To help inform your submissions, we asked the nonpartisan Joint Committee on Taxation and Finance Committee tax staff to estimate the relationship between tax expenditures and the current tax rates if the current level of progressivity is maintained. While Members of the Senate have different views on whether the revenue raised from eliminating tax expenditure or other reforms should be used to lower tax rates, reduce the deficit, or some combination of the two, we believe that everyone should understand the trade-offs involved when adding tax expenditures back to the tax code.

The blank slate approach would allow significant deficit reduction or rate reduction, while maintaining the current level of progressivity. The amount of rate reduction would of course depend on how much revenue was reserved for deficit reduction, if any, and from which income groups. However, as shown in the chart below, every $2 trillion of individual tax expenditures that are added back to the blank slate would, on average, raise each of the seven individual income tax brackets by between 1.3 and 2.2 percentage points from what they would be under the blank slate.

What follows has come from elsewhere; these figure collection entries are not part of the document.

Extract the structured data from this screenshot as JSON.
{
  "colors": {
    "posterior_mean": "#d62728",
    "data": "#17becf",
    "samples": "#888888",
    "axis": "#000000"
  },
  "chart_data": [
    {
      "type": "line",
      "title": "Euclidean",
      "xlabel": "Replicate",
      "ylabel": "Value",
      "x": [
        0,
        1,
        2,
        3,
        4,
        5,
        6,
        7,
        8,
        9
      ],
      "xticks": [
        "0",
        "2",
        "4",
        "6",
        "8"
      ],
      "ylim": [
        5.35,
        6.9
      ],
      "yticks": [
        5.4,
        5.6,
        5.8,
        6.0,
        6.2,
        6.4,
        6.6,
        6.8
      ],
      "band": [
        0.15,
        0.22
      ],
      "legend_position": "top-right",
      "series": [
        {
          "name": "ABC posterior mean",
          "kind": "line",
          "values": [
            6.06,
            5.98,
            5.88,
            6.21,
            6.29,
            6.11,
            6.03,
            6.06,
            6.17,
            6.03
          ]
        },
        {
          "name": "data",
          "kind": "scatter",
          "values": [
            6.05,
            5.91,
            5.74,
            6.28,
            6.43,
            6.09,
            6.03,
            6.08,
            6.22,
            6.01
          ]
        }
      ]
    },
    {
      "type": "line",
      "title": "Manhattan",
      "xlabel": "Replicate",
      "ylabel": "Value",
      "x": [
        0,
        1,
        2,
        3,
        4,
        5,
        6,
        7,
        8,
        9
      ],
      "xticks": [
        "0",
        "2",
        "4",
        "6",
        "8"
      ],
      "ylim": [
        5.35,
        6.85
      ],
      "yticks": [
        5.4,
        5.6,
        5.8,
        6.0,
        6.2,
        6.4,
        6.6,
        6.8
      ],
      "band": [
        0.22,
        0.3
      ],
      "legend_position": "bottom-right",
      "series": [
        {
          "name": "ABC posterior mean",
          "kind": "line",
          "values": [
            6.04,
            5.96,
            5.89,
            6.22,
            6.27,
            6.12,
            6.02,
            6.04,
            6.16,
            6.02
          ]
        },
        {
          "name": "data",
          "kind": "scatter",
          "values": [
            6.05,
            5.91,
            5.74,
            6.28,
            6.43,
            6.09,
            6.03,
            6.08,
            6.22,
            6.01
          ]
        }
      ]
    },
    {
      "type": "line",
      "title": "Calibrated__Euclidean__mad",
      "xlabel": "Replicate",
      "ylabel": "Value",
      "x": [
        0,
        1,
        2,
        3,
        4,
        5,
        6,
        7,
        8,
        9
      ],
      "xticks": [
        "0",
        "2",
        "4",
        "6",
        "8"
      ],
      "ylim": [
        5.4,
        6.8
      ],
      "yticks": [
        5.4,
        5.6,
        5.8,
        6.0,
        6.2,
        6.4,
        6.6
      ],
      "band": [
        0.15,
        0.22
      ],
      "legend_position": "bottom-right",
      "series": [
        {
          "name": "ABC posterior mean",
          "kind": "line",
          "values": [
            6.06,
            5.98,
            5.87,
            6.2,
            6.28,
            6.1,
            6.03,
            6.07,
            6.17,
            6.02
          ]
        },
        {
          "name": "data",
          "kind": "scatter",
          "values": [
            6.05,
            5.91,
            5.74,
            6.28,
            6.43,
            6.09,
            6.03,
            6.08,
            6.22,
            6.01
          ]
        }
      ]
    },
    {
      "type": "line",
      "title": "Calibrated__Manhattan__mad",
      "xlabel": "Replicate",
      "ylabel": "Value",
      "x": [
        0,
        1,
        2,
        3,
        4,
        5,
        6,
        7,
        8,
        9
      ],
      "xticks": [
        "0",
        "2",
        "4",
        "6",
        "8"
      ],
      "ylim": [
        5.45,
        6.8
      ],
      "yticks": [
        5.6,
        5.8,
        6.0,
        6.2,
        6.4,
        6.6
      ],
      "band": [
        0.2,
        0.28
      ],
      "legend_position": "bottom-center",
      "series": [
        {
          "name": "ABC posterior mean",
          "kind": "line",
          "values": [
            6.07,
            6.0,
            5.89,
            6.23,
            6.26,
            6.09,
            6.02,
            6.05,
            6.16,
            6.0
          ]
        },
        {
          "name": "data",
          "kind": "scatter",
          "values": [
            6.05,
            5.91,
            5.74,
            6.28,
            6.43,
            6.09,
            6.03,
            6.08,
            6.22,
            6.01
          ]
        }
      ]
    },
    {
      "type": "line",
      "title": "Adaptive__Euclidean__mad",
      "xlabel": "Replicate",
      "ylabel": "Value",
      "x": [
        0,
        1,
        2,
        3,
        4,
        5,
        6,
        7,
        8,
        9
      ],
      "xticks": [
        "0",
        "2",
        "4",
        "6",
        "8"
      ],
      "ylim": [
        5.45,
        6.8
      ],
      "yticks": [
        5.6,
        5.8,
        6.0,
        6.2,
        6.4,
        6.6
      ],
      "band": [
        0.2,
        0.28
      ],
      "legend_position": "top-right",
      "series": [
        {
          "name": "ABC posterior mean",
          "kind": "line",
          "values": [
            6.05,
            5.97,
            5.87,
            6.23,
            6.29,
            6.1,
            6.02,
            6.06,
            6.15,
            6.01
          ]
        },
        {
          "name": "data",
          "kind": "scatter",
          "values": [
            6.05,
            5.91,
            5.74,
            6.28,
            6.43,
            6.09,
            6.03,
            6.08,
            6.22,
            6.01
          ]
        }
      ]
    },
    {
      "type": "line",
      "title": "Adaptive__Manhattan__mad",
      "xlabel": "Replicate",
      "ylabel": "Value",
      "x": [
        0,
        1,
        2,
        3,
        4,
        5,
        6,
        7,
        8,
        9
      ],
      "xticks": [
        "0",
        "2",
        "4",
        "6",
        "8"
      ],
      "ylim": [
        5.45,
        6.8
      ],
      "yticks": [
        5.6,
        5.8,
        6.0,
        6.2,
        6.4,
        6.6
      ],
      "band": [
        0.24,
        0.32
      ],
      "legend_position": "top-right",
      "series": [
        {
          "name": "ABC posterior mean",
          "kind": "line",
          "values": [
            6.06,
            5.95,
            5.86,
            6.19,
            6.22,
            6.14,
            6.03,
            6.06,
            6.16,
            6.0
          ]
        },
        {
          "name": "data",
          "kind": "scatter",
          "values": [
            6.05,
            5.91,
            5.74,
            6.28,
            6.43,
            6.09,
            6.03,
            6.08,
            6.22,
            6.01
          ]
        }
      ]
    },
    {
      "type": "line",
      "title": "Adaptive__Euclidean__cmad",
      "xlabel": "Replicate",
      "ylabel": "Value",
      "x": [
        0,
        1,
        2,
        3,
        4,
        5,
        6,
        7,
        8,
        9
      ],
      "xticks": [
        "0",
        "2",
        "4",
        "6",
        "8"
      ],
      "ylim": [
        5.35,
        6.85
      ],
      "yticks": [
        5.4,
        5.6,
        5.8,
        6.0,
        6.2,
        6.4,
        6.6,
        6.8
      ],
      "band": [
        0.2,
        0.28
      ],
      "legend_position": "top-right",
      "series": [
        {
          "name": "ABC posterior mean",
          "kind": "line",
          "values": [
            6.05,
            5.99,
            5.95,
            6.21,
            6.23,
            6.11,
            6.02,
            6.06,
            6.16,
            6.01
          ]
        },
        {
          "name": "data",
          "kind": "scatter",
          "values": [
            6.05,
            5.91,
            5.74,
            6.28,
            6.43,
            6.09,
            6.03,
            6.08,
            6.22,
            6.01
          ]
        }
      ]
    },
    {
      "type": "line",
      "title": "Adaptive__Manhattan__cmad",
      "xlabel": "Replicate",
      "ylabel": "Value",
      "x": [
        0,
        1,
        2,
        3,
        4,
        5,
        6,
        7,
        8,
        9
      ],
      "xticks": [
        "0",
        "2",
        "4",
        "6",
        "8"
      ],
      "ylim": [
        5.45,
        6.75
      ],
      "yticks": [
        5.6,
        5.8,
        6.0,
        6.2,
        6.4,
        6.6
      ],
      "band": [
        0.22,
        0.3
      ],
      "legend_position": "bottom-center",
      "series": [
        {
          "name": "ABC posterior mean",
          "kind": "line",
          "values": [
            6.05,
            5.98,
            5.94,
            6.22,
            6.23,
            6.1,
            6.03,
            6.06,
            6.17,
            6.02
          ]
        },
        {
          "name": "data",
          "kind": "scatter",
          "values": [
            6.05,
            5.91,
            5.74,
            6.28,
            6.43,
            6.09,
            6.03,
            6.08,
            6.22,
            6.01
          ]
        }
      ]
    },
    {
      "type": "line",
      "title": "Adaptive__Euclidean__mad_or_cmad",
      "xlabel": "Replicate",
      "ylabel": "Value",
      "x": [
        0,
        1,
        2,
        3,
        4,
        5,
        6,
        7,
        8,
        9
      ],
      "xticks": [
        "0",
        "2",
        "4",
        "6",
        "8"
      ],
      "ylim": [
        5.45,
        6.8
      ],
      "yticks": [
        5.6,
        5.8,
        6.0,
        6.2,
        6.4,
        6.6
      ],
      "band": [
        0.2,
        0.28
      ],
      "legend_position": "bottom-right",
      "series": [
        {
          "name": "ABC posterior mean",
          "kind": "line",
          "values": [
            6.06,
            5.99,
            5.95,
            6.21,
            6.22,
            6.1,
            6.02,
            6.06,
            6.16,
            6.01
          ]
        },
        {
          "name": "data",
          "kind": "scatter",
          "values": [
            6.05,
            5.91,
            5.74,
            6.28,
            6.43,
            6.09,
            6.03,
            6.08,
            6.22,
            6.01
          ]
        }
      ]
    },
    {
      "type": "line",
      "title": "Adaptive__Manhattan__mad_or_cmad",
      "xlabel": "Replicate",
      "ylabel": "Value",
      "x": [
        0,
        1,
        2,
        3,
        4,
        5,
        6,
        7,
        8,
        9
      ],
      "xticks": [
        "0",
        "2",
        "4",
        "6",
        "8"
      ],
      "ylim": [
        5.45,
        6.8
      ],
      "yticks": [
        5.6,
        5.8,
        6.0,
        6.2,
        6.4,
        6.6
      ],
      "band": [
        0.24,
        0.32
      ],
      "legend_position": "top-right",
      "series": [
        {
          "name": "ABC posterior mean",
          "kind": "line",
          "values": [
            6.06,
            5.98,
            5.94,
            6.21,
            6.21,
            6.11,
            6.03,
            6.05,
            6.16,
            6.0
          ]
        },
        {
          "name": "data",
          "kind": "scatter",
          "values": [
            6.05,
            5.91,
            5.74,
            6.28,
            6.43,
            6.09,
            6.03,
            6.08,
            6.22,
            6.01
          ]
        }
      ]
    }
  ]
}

Likewise, every $200 billion of corporate tax expenditures that are added back to the blank slate would, on average, raise the top corporate income tax rate by 1.5 percentage points from what they would be under the blank slate. These estimates demonstrate that the more tax expenditures we allow in the tax code, the less we will be able to reduce tax rates or reduce the deficit. As we work to craft a tax reform bill, we will bear these trade-offs in mind.

While we believe that taking a hard look at every income tax expenditure is an essential part of tax reform, we also encourage you to examine other aspects of the tax code. For example, many provisions of the income tax that are not considered tax expenditures could be greatly simplified. In addition, almost half of federal tax revenues come from sources other than
income taxes. The tax reform process will therefore involve much more than just income tax expenditures.

Our tax code is bloated and outdated. The income tax was established a century ago, in 1913. And it has been a generation since our last tax reform in 1986. As Chairman and Ranking Member of the Finance Committee, we are determined to complete tax reform this Congress. We look forward to your ideas and to working together to accomplish this historic goal.
Average Effect on Tax Brackets of Adding Back Tax Expenditures, Maintaining the Current Level of Progressivity.

These estimates represent an average effect because the effect on tax rates of adding back, for example, $1 trillion in individual tax expenditures is not as large as the effect of adding back a second $1 trillion in tax expenditures. Put differently, it becomes increasingly costly to lower the tax rates as the tax rates go down through base broadening. The current level of progressivity means the level of progressivity in 2017. Certain tax expenditures are excluded from the analysis where doing so is necessary to maintain the current level of progressivity. The income ranges for the current tax brackets are for married taxpayers filing jointly.